Last year, Novo’s controlling shareholder the Novo Nordisk Foundation announced its plans to propose Helena Saxon and “one additional member” at its March 2026 annual general meeting. Saxon served as a board member of Sobi for 14 years and continues as a board member of the clothing company, H&M. 

If confirmed, Van de Winkel, Sequeira and Saxon will join a roster of largely recent picks that were swapped in last year, when the company held an extraordinary general meeting to elect new members as seven hit the exit. 

The board refreshment was the consequence of the Foundation and the company failing to “reach a common understanding,” former board chair Helge Lund said in a statement at the time, noting that the Foundation wanted a “more extensive reconfiguration” of the board. 

The meeting was held months after the company named Maziar Mike Doustdar as its new CEO, following long-time CEO Lars Fruergaard Jørgensen’s surprise departure over the summer. Shareholders ultimately voted in Lars Rebien Sørensen, who served as Novo’s CEO from 2000 to 2016, as chair of the board, while Cees de Jong was voted in as vice chair. 

Sørensen, who also chairs the Novo Foundation, was selected to execute on two key objectives: supporting the company's new management in “implementing its transformation plans” and identifying a new chair who can lead into the 2030’s, the Foundation said at the time. The move gave the top shareholder significant control over the company's direction by pushing out much of the pre-existing slate of board members. 

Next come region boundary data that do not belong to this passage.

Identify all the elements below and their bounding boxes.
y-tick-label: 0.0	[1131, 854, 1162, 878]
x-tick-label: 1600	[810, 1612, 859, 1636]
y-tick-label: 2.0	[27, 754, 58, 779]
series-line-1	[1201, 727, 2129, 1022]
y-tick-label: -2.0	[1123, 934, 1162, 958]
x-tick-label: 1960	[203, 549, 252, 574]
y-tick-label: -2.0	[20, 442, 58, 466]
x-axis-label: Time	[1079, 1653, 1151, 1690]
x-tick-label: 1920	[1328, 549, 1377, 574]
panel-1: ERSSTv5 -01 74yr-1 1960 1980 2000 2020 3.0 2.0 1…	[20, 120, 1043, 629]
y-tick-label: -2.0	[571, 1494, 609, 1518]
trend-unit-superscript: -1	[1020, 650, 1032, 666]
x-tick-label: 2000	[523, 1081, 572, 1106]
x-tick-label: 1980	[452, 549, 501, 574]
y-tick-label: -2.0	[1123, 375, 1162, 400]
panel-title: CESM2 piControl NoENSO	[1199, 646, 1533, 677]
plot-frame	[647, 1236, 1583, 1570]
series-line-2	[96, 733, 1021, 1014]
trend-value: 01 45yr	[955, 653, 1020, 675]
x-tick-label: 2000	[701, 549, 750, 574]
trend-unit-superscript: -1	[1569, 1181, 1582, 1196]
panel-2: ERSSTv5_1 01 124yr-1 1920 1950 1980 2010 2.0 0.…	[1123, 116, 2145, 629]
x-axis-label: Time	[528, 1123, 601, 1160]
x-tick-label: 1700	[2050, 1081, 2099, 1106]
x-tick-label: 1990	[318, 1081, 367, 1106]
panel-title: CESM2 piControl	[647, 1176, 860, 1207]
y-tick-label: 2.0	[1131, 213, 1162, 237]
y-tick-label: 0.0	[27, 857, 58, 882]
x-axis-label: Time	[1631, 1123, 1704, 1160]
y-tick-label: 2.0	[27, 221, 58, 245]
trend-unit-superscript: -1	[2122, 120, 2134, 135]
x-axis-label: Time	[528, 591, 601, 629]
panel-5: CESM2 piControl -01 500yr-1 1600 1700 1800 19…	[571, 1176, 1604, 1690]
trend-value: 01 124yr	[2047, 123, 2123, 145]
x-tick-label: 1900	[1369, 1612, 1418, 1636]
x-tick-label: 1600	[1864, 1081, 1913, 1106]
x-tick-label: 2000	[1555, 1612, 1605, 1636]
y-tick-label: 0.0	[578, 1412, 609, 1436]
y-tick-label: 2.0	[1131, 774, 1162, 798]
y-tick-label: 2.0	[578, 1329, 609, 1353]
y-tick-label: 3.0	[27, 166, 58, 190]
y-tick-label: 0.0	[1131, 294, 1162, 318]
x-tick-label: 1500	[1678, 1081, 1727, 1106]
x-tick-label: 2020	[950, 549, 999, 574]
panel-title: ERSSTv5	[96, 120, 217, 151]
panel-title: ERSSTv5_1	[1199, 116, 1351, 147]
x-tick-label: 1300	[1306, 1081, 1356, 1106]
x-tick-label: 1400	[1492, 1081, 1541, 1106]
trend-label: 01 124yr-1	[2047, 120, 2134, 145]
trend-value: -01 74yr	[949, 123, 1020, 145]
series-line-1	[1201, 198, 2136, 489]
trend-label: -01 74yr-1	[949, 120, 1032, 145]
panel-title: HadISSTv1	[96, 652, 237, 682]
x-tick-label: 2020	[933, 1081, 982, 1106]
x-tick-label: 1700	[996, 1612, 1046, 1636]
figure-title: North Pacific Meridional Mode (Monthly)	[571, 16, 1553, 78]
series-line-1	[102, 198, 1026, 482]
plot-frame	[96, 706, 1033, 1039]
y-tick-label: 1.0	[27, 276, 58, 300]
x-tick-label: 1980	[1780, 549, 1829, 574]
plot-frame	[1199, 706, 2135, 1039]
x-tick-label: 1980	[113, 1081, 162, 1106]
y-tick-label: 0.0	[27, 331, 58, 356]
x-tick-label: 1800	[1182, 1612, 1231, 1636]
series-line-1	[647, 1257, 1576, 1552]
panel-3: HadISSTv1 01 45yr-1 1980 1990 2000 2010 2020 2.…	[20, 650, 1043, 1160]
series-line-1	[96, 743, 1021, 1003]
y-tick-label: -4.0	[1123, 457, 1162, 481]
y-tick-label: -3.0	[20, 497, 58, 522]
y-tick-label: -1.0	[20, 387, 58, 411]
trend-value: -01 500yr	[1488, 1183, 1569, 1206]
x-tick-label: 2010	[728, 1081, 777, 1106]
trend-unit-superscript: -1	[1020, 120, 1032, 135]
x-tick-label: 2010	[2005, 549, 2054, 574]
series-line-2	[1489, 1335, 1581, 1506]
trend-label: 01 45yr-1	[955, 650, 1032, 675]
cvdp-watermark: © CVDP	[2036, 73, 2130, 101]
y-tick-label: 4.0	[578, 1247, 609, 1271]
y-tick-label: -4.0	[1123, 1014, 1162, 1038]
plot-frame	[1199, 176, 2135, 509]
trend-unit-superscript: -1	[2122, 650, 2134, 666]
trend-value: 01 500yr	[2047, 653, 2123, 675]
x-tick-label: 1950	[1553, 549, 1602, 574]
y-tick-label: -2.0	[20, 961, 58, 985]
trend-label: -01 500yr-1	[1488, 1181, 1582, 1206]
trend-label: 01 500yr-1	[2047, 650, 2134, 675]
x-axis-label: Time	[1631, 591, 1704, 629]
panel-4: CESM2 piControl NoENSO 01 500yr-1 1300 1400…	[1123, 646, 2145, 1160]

The Foundation also picked Britt Meelby Jensen and Stephan Engels as board members, both of whom were confirmed by shareholders at the extraordinary general meeting in November. Jensen, Engels, Sørensen and de Jong all are serving terms that expire in 2026, according to Novo’s recent filing. If the three new proposed board members are voted in, they will also join Novo Holdings’ CEO Kasim Kutay, who has served on the board since 2017, and four employee-elected board members. 

The Foundation had also included Pfizer vet Mikael Dolsten in its slate of proposed board members, but the executive dropped out of the election due to “personal circumstances” shortly before the meeting. 

Novo’s board shake-up reflects the continued pressure the company faces as it loses its obesity lead to rival Eli Lilly and navigates pricing headwinds. Earlier this month, the company warned that it expects sales and earnings to slide between 5% and 13% this year amid "intensifying competition" in the U.S., with Doustdar giving notice of “a year of unprecedented pricing pressure” to come. 

Aside from the CEO swap of 2025, Novo has recently said goodbye to other top leaders including U.S. operations head Dave Moore and VP of product and portfolio strategy Ludovic Helfgott, bringing in new talent from UnitedHealth and Merck KGaA as replacements. 

Beyond its leadership changes, the company’s wider workforce will shrink by about 9,000 people in accordance with Doustdar’s plan to save around 8 billion Danish kroner ($1.3 billion) annually by the end of this year.